Abstract

Biotechnologies of microorganisms for producing various industrially important products, such as single-cell oil (SCO), single-cell protein (SCP), carotenoid, enzymes, etc., have been studied since the last century and are of current actuality to the present day. The SCO and carotenoids are an alternative to oil of plant and animal origin and to pigment of plant and synthetic origin, respectively. These cellular components of microorganisms can be used in the food, aquaculture and livestock feed, pharmaceutical, and cosmetic industries. However, microorganisms-based technologies have not found ubiquitous practice due to a number of limitations. One of them is the threshold of the oil and carotenoids content in the biomass of microorganisms due to their nature. Therefore, the development of the fast-growing strains with a high level of these product accumulation is required. Random mutagenesis, adaptive laboratory evolution (ALE), and genetic engineering are used for strain improvement.

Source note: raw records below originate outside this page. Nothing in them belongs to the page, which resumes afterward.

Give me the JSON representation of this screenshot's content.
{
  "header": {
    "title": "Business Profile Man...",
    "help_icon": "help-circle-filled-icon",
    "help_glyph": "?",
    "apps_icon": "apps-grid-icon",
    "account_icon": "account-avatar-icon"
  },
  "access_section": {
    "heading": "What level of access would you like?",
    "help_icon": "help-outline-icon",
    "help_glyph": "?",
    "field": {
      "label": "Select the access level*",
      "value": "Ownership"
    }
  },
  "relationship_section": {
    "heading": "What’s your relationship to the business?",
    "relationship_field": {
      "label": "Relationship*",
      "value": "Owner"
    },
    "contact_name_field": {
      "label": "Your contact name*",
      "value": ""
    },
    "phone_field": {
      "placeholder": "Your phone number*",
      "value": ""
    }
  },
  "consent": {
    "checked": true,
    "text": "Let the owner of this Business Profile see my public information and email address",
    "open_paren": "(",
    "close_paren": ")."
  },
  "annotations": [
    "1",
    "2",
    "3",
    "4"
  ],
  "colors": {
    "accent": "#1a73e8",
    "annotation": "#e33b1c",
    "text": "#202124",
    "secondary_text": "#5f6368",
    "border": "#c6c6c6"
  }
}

This paper reviews random mutagenesis as a simple, cost-effective tool for improving single-cell oil and carotenoid synthesis in microorganisms, followed by the selecting of mutants with preferable characteristics. Nevertheless, it should be considered that random mutagenesis accelerates naturally occurring nonspecific mutations by exposure to a physical or chemical mutagenic agent. Despite the result of a large variety of created mutants, the characteristics of the mutants can be unstable and reversible. Therefore, different cultivation strategies for developing traits of interest and testing their persistence are reviewed in this study. Choosing effective mutagenesis techniques, screening, and selection methods is essential for creating suitable mutant strains. Various strengths and drawbacks of such tools are discussed in this review, and the main directions for further development are highlighted.